I have been pondering how to salvage the FDA. Maryanne Demasi asks the same question
Excerpt below. BTW, it would save the govt and citizens a great deal of downstream money if user fees were ended or did not go to FDA, and Congress fully funded FDA instead
The FDA has been rubber-stamping drugs that barely work while Big Pharma cashes in. Now, with Marty Makary at the helm, can he fix a broken system?

Dr Marty Makary—now confirmed as FDA Commissioner—inherits an agency that routinely approves drugs with questionable benefits.
At Makary’s confirmation hearing on March 6th, senators repeatedly hailed the FDA as the “gold standard” of drug regulation—a phrase meant to reassure the public that approved drugs are significantly effective.
But this claim is an illusion.
In 2013, Jonathan J. Darrow, a Harvard legal scholar and expert in drug regulation, published a scathing analysis in the Washington and Lee Law Review, exposing the reality behind this phrase.
Darrow’s paper, Pharmaceutical Efficacy: The Illusory Legal Standard, meticulously details how the FDA’s approval process does not require drugs to be meaningfully effective—only that they show some effect, no matter how trivial.
Since then, the problem has only worsened.
Makary has spent years criticising medical waste and corporate influence in healthcare.

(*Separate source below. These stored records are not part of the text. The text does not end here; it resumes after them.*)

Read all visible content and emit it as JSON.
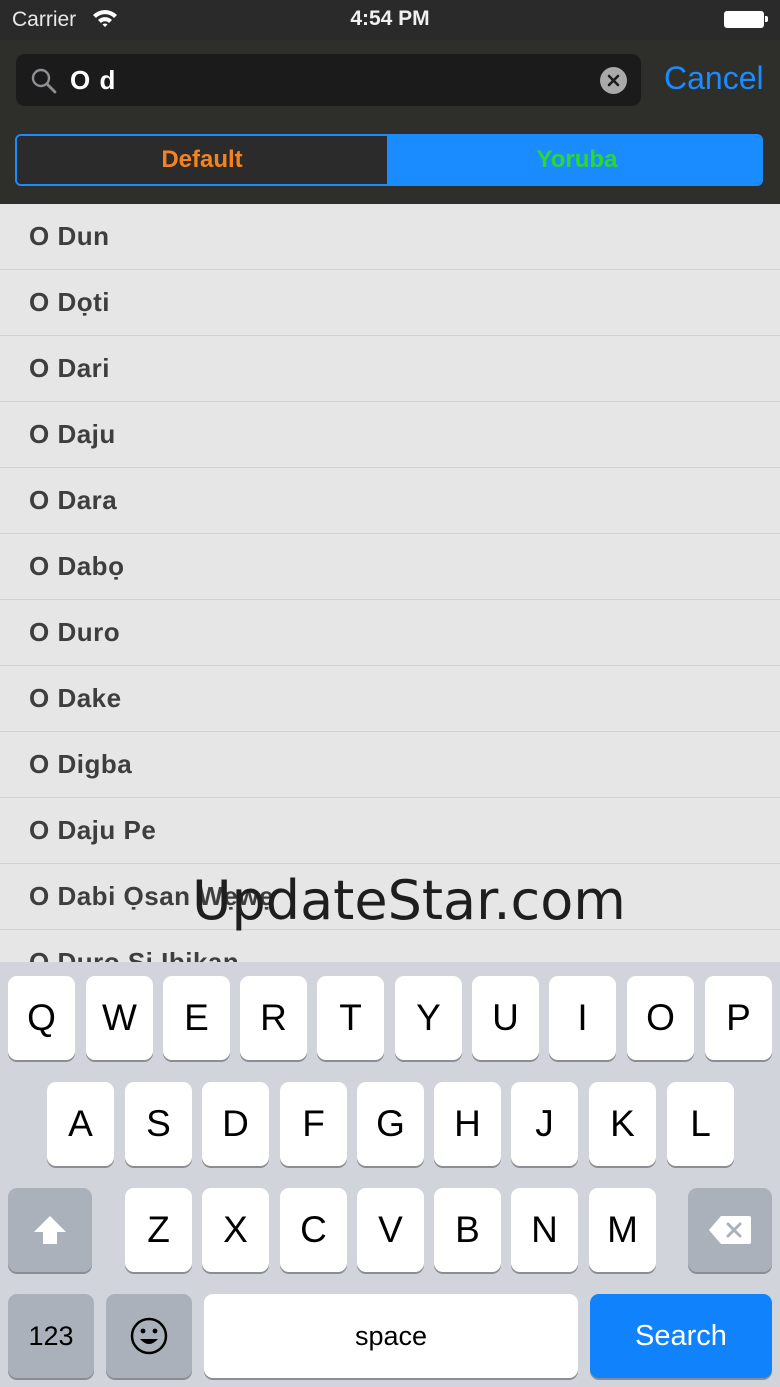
{
  "status_bar": {
    "carrier": "Carrier",
    "time": "4:54 PM"
  },
  "search": {
    "value": "O d",
    "cancel_label": "Cancel"
  },
  "segments": [
    {
      "label": "Default",
      "color": "#f58220",
      "selected": false
    },
    {
      "label": "Yoruba",
      "color": "#2bd92b",
      "selected": true
    }
  ],
  "results": [
    "O Dun",
    "O Dọti",
    "O Dari",
    "O Daju",
    "O Dara",
    "O Dabọ",
    "O Duro",
    "O Dake",
    "O Digba",
    "O Daju Pe",
    "O Dabi Ọsan Wẹwẹ",
    "O Duro Si Ibikan"
  ],
  "watermark": "UpdateStar.com",
  "keyboard": {
    "row1": [
      "Q",
      "W",
      "E",
      "R",
      "T",
      "Y",
      "U",
      "I",
      "O",
      "P"
    ],
    "row2": [
      "A",
      "S",
      "D",
      "F",
      "G",
      "H",
      "J",
      "K",
      "L"
    ],
    "row3": [
      "Z",
      "X",
      "C",
      "V",
      "B",
      "N",
      "M"
    ],
    "numbers_label": "123",
    "space_label": "space",
    "search_label": "Search"
  },
  "colors": {
    "accent": "#1a8cff",
    "search_key": "#1082fb"
  }
}
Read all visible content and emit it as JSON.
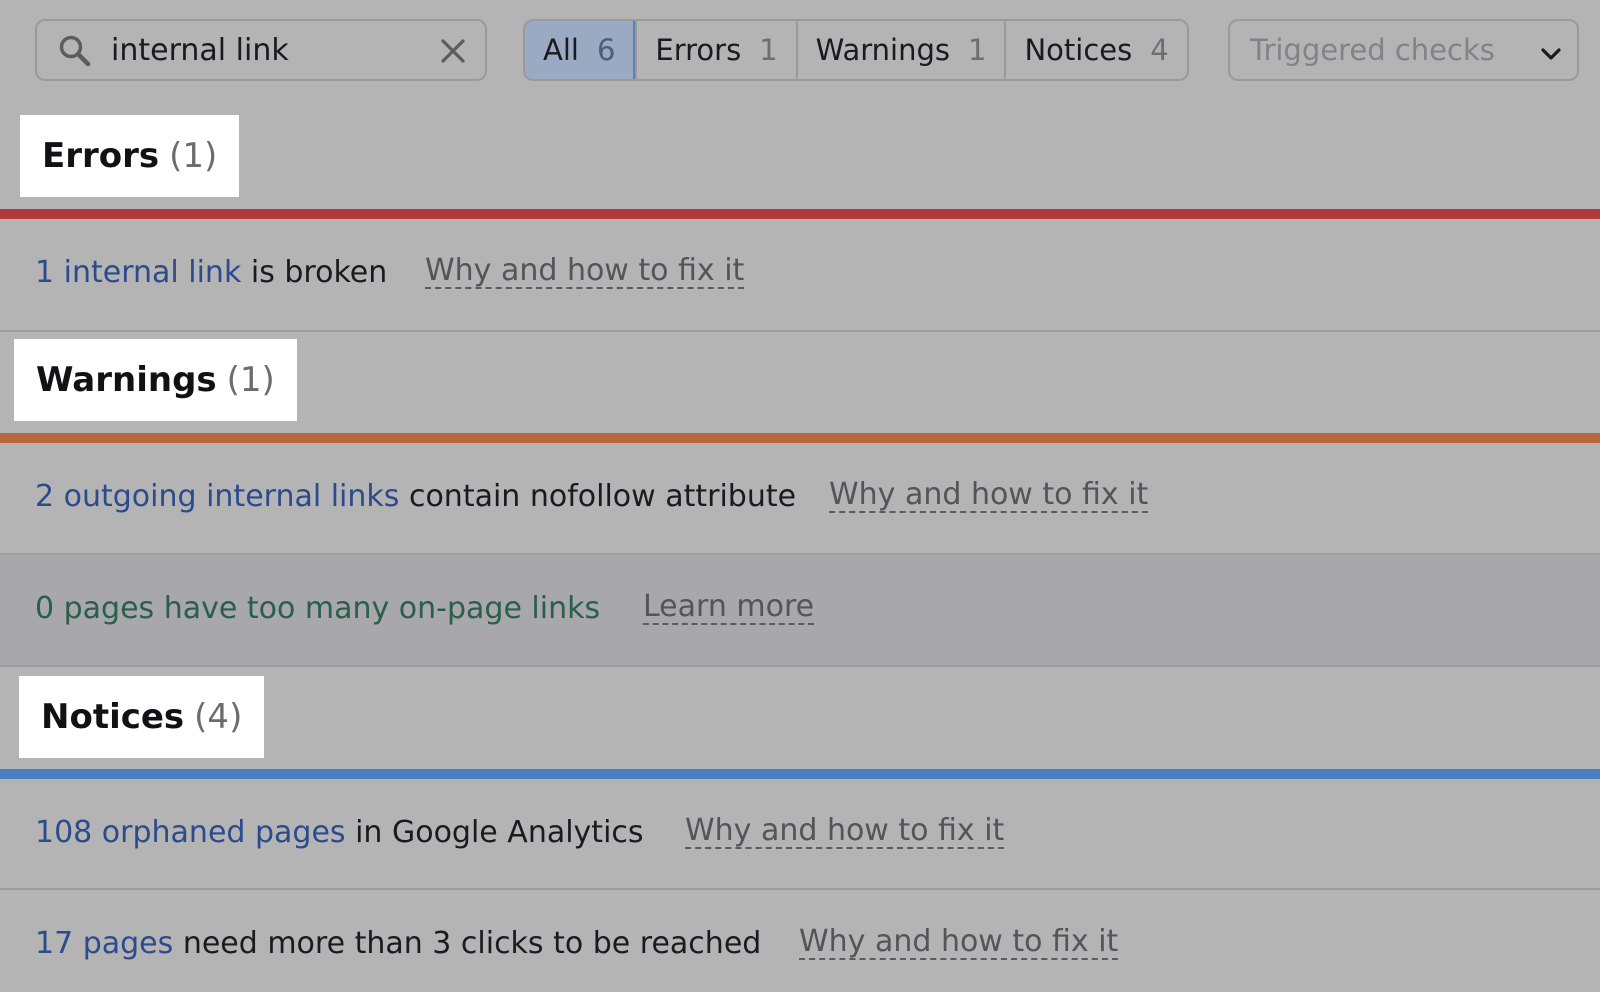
{
  "search": {
    "value": "internal link",
    "icon": "search-icon",
    "clear_icon": "close-icon"
  },
  "filters": [
    {
      "label": "All",
      "count": "6",
      "active": true
    },
    {
      "label": "Errors",
      "count": "1"
    },
    {
      "label": "Warnings",
      "count": "1"
    },
    {
      "label": "Notices",
      "count": "4"
    }
  ],
  "dropdown": {
    "label": "Triggered checks",
    "icon": "chevron-down-icon"
  },
  "sections": {
    "errors": {
      "title": "Errors",
      "count": "(1)",
      "color": "#b23a3c",
      "rows": [
        {
          "link": "1 internal link",
          "text": " is broken",
          "action": "Why and how to fix it"
        }
      ]
    },
    "warnings": {
      "title": "Warnings",
      "count": "(1)",
      "color": "#b8693a",
      "rows": [
        {
          "link": "2 outgoing internal links",
          "text": " contain nofollow attribute",
          "action": "Why and how to fix it"
        },
        {
          "text": "0 pages have too many on-page links",
          "action": "Learn more"
        }
      ]
    },
    "notices": {
      "title": "Notices",
      "count": "(4)",
      "color": "#4c7fc0",
      "rows": [
        {
          "link": "108 orphaned pages",
          "text": " in Google Analytics",
          "action": "Why and how to fix it"
        },
        {
          "link": "17 pages",
          "text": " need more than 3 clicks to be reached",
          "action": "Why and how to fix it"
        }
      ]
    }
  }
}
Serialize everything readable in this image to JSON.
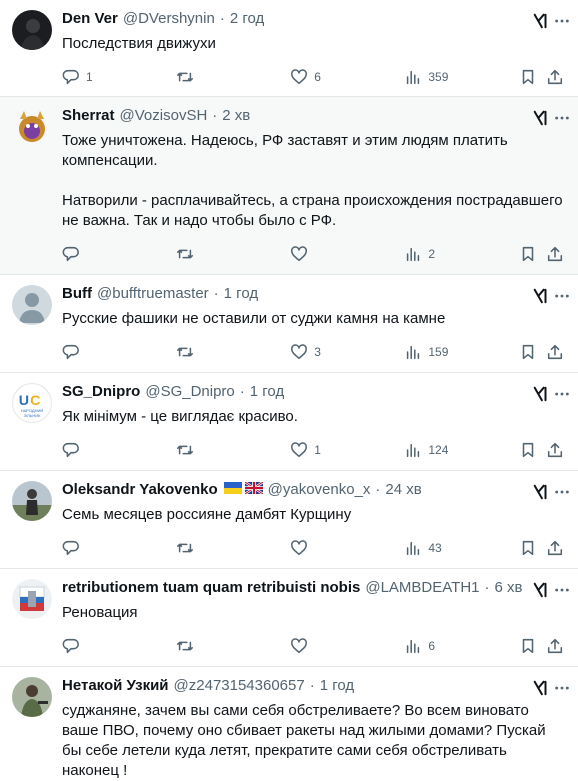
{
  "tweets": [
    {
      "name": "Den Ver",
      "handle": "@DVershynin",
      "time": "2 год",
      "text": "Последствия движухи",
      "replies": "1",
      "retweets": "",
      "likes": "6",
      "views": "359",
      "highlight": false
    },
    {
      "name": "Sherrat",
      "handle": "@VozisovSH",
      "time": "2 хв",
      "text": "Тоже уничтожена. Надеюсь, РФ заставят и этим людям платить компенсации.\n\nНатворили - расплачивайтесь, а страна происхождения пострадавшего не важна. Так и надо чтобы было с РФ.",
      "replies": "",
      "retweets": "",
      "likes": "",
      "views": "2",
      "highlight": true
    },
    {
      "name": "Buff",
      "handle": "@bufftruemaster",
      "time": "1 год",
      "text": "Русские фашики не оставили от суджи камня на камне",
      "replies": "",
      "retweets": "",
      "likes": "3",
      "views": "159",
      "highlight": false
    },
    {
      "name": "SG_Dnipro",
      "handle": "@SG_Dnipro",
      "time": "1 год",
      "text": "Як мінімум - це виглядає красиво.",
      "replies": "",
      "retweets": "",
      "likes": "1",
      "views": "124",
      "highlight": false,
      "avatar_text": "НАРОДНИЙ ЗІЛЬНИК"
    },
    {
      "name": "Oleksandr Yakovenko",
      "handle": "@yakovenko_x",
      "time": "24 хв",
      "text": "Семь месяцев россияне дамбят Курщину",
      "replies": "",
      "retweets": "",
      "likes": "",
      "views": "43",
      "highlight": false
    },
    {
      "name": "retributionem tuam quam retribuisti nobis",
      "handle": "@LAMBDEATH1",
      "time": "6 хв",
      "text": "Реновация",
      "replies": "",
      "retweets": "",
      "likes": "",
      "views": "6",
      "highlight": false
    },
    {
      "name": "Нетакой Узкий",
      "handle": "@z2473154360657",
      "time": "1 год",
      "text": "суджаняне, зачем вы сами себя обстреливаете? Во всем виновато ваше ПВО, почему оно сбивает ракеты над жилыми домами? Пускай бы себе летели куда летят, прекратите сами себя обстреливать наконец !",
      "replies": "",
      "retweets": "",
      "likes": "",
      "views": "",
      "highlight": false
    }
  ],
  "icons": {
    "reply": "reply-icon",
    "retweet": "retweet-icon",
    "like": "like-icon",
    "views": "views-icon",
    "bookmark": "bookmark-icon",
    "share": "share-icon",
    "grok": "grok-icon"
  },
  "colors": {
    "text": "#0f1419",
    "secondary": "#536471",
    "highlight_bg": "#f7f8f8",
    "border": "#e4e7ea"
  }
}
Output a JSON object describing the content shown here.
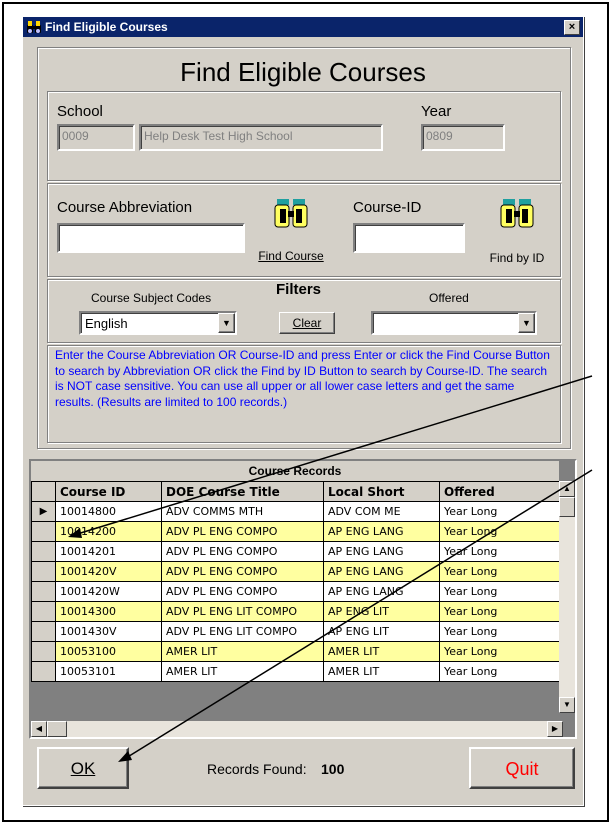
{
  "window": {
    "title": "Find Eligible Courses",
    "close_glyph": "×"
  },
  "header": {
    "title": "Find Eligible Courses"
  },
  "school": {
    "label": "School",
    "code": "0009",
    "name": "Help Desk Test High School"
  },
  "year": {
    "label": "Year",
    "value": "0809"
  },
  "search": {
    "abbrev_label": "Course Abbreviation",
    "abbrev_value": "",
    "find_course_label": "Find Course",
    "courseid_label": "Course-ID",
    "courseid_value": "",
    "find_by_id_label": "Find by ID"
  },
  "filters": {
    "title": "Filters",
    "subject_label": "Course Subject Codes",
    "subject_value": "English",
    "clear_label": "Clear",
    "offered_label": "Offered",
    "offered_value": ""
  },
  "instructions": "Enter the Course Abbreviation OR Course-ID and press Enter or click the Find Course Button to search by Abbreviation OR click the Find by ID Button to search by Course-ID.  The search is NOT case sensitive. You can use all upper or all lower case letters and get the same results. (Results are limited to 100 records.)",
  "table": {
    "caption": "Course Records",
    "columns": [
      "Course ID",
      "DOE Course Title",
      "Local Short",
      "Offered"
    ],
    "rows": [
      {
        "id": "10014800",
        "title": "ADV COMMS MTH",
        "short": "ADV COM ME",
        "offered": "Year Long",
        "highlight": false
      },
      {
        "id": "10014200",
        "title": "ADV PL ENG COMPO",
        "short": "AP ENG LANG",
        "offered": "Year Long",
        "highlight": true
      },
      {
        "id": "10014201",
        "title": "ADV PL ENG COMPO",
        "short": "AP ENG LANG",
        "offered": "Year Long",
        "highlight": false
      },
      {
        "id": "1001420V",
        "title": "ADV PL ENG COMPO",
        "short": "AP ENG LANG",
        "offered": "Year Long",
        "highlight": true
      },
      {
        "id": "1001420W",
        "title": "ADV PL ENG COMPO",
        "short": "AP ENG LANG",
        "offered": "Year Long",
        "highlight": false
      },
      {
        "id": "10014300",
        "title": "ADV PL ENG LIT COMPO",
        "short": "AP ENG LIT",
        "offered": "Year Long",
        "highlight": true
      },
      {
        "id": "1001430V",
        "title": "ADV PL ENG LIT COMPO",
        "short": "AP ENG LIT",
        "offered": "Year Long",
        "highlight": false
      },
      {
        "id": "10053100",
        "title": "AMER LIT",
        "short": "AMER LIT",
        "offered": "Year Long",
        "highlight": true
      },
      {
        "id": "10053101",
        "title": "AMER LIT",
        "short": "AMER LIT",
        "offered": "Year Long",
        "highlight": false
      }
    ]
  },
  "footer": {
    "ok_label": "OK",
    "records_found_label": "Records Found:",
    "records_found_value": "100",
    "quit_label": "Quit"
  },
  "colors": {
    "title_bar": "#0a246a",
    "instructions_text": "#0000ff",
    "quit_text": "#ff0000",
    "highlight_row": "#ffffa0"
  }
}
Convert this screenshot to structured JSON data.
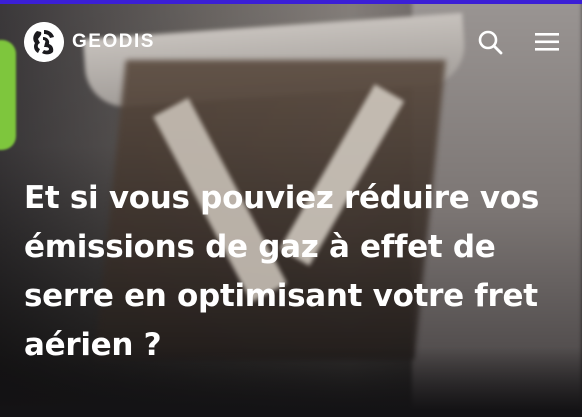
{
  "header": {
    "brand": "GEODIS",
    "icons": {
      "logo": "geodis-logo-icon",
      "search": "search-icon",
      "menu": "hamburger-menu-icon"
    }
  },
  "hero": {
    "headline": "Et si vous pouviez réduire vos émissions de gaz à effet de serre en optimisant votre fret aérien ?"
  },
  "colors": {
    "accent_stripe": "#3b1fd6",
    "text": "#ffffff"
  }
}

But now, as the new FDA Commissioner, can he reform an institution this compromised?
The “gold standard” that fails the public
The phrase “gold standard” suggests uncompromising scientific scrutiny. However, under U.S. law, there is no specific level of efficacy required for a new drug to be approved.
The FDA’s legal framework, Title 21 of the U.S. Code, demands only “substantial evidence” of benefit, without defining what “substantial” actually means.
Darrow explains: “The standard is almost entirely illusory because it leaves to the drug sponsor the ability to specify any non-zero level of efficacy.”